Yeah, I hear where you’re coming from because I live in Canada and it’s really cold in the winter and it boggles my mind to think that there would be a shelter that would allow a cat to go to a barn instead of a home. But there are lots of warmer places where I suppose this would make perfect sense, and even here the local farmers outside the city mostly do have feral cats in their barns. We had barn cats in our huge barn when I was a kid and I didn’t think anything of it because I was young and that’s just the way it was and in the 70s animals weren’t really seen as part of the family.

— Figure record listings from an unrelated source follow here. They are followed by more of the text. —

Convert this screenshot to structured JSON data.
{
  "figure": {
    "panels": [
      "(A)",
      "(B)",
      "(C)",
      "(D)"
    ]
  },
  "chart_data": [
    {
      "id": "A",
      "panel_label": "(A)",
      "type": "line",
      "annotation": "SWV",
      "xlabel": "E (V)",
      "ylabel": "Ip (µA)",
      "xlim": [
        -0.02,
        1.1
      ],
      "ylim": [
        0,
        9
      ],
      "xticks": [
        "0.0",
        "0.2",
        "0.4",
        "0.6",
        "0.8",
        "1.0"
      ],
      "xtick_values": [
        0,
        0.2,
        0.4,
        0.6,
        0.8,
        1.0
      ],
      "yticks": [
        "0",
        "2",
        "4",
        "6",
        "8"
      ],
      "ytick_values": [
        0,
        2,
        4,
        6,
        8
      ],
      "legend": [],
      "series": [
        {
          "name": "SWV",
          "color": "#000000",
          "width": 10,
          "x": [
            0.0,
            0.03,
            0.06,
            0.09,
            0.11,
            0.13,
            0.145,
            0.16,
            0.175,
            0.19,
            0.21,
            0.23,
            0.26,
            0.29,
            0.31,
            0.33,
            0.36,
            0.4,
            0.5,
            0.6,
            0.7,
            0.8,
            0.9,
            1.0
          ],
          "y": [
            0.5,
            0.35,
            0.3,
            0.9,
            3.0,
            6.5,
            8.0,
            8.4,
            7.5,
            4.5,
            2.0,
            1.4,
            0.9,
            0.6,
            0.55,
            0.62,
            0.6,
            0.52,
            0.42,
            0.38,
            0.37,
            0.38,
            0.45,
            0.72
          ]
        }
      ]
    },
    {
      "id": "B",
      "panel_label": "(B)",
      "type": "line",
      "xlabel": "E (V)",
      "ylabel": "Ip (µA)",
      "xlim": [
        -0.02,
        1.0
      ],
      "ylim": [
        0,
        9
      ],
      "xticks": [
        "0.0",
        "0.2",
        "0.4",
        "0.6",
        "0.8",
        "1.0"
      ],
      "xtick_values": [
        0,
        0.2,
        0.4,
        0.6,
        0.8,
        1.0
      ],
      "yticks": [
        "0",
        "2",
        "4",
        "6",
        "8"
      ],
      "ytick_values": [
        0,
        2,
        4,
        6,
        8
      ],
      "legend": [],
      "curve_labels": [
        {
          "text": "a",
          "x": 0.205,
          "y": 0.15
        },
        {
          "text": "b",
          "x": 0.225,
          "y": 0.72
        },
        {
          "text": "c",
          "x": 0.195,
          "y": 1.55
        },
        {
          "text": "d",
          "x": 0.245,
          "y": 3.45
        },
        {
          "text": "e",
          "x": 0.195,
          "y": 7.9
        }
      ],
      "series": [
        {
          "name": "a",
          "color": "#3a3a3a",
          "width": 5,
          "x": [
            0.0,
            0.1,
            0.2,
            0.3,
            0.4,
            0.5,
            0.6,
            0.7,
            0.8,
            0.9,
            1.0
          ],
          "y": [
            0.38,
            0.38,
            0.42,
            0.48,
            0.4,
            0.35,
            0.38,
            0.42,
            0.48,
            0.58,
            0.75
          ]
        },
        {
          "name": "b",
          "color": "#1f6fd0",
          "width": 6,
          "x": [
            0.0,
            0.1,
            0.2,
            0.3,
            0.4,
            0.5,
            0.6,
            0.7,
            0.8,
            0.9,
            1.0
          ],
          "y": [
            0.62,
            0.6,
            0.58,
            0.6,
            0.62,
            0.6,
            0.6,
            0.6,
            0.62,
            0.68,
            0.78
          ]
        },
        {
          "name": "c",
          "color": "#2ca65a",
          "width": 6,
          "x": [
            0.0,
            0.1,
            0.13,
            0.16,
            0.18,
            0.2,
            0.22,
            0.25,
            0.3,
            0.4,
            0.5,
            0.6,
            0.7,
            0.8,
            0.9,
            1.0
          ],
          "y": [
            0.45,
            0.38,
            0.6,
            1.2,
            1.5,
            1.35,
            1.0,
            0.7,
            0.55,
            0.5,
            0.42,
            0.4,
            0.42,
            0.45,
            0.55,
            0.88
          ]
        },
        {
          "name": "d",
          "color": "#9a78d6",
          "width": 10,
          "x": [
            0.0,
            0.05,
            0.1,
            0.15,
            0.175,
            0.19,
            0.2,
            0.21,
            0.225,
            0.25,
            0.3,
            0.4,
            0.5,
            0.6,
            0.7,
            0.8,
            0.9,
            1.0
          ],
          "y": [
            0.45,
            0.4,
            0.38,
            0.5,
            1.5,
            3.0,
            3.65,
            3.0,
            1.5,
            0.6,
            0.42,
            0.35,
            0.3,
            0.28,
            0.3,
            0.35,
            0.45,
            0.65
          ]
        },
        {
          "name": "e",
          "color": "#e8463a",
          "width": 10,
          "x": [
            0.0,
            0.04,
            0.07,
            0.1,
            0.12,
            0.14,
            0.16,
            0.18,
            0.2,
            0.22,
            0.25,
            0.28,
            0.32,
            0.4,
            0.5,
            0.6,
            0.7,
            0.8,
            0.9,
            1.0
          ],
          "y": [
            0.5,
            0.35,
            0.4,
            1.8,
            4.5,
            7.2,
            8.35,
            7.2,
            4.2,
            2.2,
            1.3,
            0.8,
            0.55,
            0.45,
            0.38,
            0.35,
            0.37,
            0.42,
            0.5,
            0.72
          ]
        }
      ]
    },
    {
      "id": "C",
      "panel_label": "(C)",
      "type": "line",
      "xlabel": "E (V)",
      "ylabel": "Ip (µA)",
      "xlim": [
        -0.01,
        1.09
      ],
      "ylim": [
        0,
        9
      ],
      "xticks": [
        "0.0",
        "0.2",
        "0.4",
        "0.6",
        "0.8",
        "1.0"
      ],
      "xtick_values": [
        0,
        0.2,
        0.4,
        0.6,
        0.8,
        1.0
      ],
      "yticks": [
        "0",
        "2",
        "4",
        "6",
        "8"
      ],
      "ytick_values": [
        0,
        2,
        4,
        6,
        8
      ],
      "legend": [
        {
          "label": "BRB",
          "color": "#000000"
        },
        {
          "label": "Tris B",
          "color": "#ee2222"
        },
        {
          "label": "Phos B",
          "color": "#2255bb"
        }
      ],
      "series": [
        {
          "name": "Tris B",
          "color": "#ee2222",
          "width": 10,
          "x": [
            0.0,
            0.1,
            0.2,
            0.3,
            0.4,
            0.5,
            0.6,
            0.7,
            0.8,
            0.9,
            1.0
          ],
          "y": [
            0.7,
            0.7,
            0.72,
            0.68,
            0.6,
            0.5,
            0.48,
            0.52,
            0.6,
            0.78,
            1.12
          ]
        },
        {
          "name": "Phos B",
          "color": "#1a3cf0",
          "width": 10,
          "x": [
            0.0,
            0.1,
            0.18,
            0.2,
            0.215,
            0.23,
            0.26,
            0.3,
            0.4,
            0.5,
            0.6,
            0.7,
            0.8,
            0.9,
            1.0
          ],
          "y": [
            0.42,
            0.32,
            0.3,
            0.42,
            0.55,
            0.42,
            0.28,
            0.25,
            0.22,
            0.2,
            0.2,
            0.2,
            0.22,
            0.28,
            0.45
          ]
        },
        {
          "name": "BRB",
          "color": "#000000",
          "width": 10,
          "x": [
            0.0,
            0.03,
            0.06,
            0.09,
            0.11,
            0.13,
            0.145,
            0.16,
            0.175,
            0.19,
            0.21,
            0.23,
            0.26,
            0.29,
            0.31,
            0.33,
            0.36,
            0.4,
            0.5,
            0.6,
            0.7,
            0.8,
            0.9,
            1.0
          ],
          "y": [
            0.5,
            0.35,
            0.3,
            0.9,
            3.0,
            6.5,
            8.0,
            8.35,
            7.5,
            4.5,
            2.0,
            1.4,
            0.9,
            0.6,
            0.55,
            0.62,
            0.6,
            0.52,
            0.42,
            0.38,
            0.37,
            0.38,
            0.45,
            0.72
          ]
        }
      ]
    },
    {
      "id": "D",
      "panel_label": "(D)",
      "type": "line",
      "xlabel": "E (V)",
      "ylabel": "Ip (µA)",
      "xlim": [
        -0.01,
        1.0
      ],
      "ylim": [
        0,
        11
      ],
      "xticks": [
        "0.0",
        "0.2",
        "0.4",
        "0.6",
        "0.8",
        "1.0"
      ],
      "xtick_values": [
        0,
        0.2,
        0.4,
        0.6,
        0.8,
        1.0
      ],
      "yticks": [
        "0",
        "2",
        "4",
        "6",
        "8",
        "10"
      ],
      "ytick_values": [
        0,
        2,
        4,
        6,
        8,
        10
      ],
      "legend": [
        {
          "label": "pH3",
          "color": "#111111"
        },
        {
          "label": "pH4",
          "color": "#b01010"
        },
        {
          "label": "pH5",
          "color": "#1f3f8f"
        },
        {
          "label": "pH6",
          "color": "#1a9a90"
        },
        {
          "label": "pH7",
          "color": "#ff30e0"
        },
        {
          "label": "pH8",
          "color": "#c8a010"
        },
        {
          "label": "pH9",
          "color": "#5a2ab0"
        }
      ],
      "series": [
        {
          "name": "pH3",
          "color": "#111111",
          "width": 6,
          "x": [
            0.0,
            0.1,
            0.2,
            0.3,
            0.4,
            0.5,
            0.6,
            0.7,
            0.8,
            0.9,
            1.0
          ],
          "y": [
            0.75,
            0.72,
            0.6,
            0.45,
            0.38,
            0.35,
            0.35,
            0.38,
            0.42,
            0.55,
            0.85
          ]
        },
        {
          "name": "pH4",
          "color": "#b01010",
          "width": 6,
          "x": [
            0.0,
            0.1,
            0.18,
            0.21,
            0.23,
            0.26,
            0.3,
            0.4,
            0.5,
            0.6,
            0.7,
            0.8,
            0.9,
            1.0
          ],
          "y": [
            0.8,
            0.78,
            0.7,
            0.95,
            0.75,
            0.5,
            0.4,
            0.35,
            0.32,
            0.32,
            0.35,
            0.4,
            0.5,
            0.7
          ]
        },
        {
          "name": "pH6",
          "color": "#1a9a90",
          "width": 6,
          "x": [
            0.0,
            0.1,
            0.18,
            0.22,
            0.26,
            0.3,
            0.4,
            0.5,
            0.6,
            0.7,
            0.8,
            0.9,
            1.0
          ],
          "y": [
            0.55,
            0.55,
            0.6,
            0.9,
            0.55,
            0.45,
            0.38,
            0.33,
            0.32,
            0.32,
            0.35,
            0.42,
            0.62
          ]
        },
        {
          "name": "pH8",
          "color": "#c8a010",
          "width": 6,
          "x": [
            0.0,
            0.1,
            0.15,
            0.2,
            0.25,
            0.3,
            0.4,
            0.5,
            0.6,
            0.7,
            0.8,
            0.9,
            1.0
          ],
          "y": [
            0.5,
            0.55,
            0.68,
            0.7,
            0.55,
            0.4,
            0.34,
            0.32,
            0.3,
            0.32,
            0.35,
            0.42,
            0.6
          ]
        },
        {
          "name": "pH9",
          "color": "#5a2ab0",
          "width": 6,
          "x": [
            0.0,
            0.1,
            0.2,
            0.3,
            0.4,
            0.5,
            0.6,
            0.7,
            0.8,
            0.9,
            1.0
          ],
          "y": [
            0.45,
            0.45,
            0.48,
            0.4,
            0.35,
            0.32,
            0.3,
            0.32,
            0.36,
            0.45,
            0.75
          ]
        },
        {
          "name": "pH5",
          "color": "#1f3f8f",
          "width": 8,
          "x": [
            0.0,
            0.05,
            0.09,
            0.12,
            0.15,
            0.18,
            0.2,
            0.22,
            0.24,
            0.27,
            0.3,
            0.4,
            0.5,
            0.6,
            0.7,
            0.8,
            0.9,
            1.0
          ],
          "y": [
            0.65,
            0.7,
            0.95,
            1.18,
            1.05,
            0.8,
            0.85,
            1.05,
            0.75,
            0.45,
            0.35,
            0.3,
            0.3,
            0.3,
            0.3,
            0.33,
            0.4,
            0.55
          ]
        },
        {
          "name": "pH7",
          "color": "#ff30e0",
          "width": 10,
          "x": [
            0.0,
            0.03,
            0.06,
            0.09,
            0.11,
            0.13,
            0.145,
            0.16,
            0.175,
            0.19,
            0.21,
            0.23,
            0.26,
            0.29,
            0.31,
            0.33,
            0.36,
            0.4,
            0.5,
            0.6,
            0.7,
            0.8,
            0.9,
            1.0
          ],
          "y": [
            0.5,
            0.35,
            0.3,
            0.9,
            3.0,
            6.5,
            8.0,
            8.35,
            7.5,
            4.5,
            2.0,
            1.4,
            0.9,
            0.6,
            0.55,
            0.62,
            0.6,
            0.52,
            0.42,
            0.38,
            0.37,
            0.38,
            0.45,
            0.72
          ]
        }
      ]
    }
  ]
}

Also, the way the shelters see it, it’s not “barn cat vs. home cat,” it’s “barn cat vs. street cat.” They only designate a cat a barn cat if it would not want to be in a home.
I know that you love cats and will do your due diligence to find the proper cats for your home. I think some cats are meant to be barn cats and some( like my Hattie) are meant to be in a home. Plus I am sure you will make sure any barn cats are vaccinated/fed/spayed as necessary! No worries- I trust your judgement!
You’re right, though happily it is not left up to the adopters’ judgement: the shelters don’t allow any cat to be adopted that they have not already vaccinated and spayed/neutered, and they only adopt out a very select subset of cats as barn cats.
Please add me as a plus-one for wanting to see floor plans of your new home. I am fascinated.
About the invoice: around here, an invoice is only valid if it has the correct recipient listed. Judging from this: https://www.ionos.com/startupguide/grow-your-business/requirements-for-a-proper-invoice/ it’s similar in the US. Based on that, I’d give the place who issued the invoice a call and tell them that they need to issue a new invoice with your name on it, and with a matching corrected due date.
It could be that they refuse to do so because by not doing anything, your original seller has missed the time frame to dispute the invoice/have them correct the error, but I doubt it. If you indicate that you are more than wiling to pay the invoice once it’s been correctly made out to you and Paul, they’d have a lot more hassle by continuing to haunt the original seller about it. And people like to avoid hassle.
In any case you are not on the hook for anything here, because you can’t pay a bill you know nothing about, and you are not liable for late fees either. And it’s in your own interest to insist on a correct invoice, because afaik if it’s about house costs that money is deductible, but probably only if you can also provide a matching invoice in your names (at least around here that is a requirement).
It’s probably helpful if before the call, you try to mentally get into the head space of “they want something from me, so they better do what they need to to get that something” instead of “omg I am so worried because what if the money is late and then there’s the interest and I hope they let us off” because none of this is your fault. You are not calling them to get them to do you a favour but to help straighten something out that was messed up by people other than you. I found it helps when I first make sure that my mindset is right before I approach stuff like that, because the people on the other side often seem to pick up on it.
And by “approach” I mean “fret about and avoid the issue until it can be avoided no more, wasting a lot of life time on something that still won’t go away until I do something about it so why didn’t I do it right away”.